MS and Melatonin for Sleep

     Melatonin bottles surrounded by mermaidsA couple of months ago I took part in a survey about melatonin and if I felt it had any positive benefits for people with multiple sclerosis. In the questionnaire I answered that I did take melatonin and it did help me to sleep. I also added that when I first started taking it many years ago I felt that it might be helping in reducing some of the stiffness in my legs but I wasn’t a hundred percent certain either then or now.

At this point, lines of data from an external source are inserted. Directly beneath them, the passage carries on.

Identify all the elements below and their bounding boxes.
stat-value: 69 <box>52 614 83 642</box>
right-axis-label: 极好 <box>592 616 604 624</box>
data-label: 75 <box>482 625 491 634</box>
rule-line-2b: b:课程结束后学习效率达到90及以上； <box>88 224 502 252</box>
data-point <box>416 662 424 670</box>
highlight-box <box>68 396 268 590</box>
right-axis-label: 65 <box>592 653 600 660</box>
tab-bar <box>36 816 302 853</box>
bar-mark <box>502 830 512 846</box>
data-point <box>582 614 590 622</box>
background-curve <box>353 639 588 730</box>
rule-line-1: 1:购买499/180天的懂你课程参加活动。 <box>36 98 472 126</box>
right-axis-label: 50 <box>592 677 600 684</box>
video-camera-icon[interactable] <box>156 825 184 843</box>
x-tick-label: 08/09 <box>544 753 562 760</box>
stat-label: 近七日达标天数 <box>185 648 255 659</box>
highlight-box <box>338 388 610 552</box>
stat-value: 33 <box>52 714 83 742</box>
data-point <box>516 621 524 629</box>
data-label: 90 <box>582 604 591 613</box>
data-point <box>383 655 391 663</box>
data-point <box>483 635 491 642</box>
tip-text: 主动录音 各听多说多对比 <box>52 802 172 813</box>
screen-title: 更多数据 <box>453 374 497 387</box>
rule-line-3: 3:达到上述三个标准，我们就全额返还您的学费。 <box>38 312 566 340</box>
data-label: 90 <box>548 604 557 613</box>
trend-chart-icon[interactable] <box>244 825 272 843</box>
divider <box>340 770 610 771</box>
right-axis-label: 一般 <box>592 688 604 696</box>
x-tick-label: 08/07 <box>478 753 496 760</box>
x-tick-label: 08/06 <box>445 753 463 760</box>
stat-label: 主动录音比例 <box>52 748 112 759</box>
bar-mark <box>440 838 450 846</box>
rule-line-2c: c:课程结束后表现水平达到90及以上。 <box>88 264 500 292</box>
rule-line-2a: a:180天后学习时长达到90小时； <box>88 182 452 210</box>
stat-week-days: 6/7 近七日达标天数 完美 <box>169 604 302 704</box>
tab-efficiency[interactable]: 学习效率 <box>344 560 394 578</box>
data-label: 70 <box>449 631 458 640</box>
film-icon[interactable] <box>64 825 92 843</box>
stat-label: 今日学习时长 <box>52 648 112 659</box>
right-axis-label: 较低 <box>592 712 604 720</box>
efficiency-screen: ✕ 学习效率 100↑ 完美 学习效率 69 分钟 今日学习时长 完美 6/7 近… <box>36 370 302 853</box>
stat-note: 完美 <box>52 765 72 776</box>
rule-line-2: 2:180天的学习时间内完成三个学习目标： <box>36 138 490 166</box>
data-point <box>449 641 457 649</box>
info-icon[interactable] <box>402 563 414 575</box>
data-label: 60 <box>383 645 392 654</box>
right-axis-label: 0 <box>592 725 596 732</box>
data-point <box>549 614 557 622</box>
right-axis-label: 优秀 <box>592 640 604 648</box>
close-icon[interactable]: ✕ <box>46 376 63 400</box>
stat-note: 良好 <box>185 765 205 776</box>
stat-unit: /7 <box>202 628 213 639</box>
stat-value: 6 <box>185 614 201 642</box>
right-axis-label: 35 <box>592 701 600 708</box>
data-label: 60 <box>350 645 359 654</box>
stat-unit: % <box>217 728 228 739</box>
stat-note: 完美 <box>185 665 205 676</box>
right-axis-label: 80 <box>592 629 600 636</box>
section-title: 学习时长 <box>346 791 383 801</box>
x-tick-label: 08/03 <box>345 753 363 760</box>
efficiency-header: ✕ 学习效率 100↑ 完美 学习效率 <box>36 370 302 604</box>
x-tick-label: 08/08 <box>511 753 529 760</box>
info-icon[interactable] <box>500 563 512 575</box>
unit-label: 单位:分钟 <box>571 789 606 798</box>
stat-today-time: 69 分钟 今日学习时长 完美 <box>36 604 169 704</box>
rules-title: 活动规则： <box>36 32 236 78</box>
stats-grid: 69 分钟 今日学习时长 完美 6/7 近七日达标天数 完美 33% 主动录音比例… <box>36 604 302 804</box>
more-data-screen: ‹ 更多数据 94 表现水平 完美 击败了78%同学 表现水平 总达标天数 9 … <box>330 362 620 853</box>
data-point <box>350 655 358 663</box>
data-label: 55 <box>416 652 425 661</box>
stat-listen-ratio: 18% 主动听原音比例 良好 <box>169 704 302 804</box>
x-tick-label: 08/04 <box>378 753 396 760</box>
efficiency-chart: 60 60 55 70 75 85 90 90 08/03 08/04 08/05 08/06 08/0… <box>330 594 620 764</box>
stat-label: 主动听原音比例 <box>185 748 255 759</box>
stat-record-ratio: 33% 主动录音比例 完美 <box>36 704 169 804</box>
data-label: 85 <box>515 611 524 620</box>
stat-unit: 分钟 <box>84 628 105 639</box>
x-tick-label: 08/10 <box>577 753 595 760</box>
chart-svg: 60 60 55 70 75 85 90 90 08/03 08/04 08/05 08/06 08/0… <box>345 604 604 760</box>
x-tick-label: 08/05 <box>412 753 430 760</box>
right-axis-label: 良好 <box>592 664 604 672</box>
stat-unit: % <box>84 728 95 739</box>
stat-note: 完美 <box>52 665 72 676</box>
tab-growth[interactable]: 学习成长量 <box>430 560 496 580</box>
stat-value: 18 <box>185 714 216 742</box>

Back then I was using 3mg nightly and then would sometimes add an extra 3mg dose on particularly bad nights.

     Recently I also read that melatonin is now considered safe at larger doses of up to 10 mg a night and it may also have some anti-inflammatory properties as well. And I must admit, as the years have gone by I have upped my nightly dose to 5 mg at bedtime with an additional 5 mg if I wake up in the middle of the night and can’t go back to sleep. I also have an anti-spastic drug Cyclobenzaprine that I can take if I feel the need but I worry about becoming addicted to it over the long haul so I don’t like taking it very often. But I sure do sleep deeply when I do take it. And in the spring I often also add 25mg of Benadryle before bedtime when the trees start to pollinate because of a severe allergic reaction to certain trees. That also helps as well for sleeping, though the survey was only concerned about melatonin.

     I don’t know when the results of this survey will be made public but I am more than curious to see what it has to say? As the survey did hint that there may be some added benefits for people who suffer from multiple sclerosis who also take melatonin on a regular basis, beyond its ability to help in falling asleep, but it didn’t elaborate. We’ll see?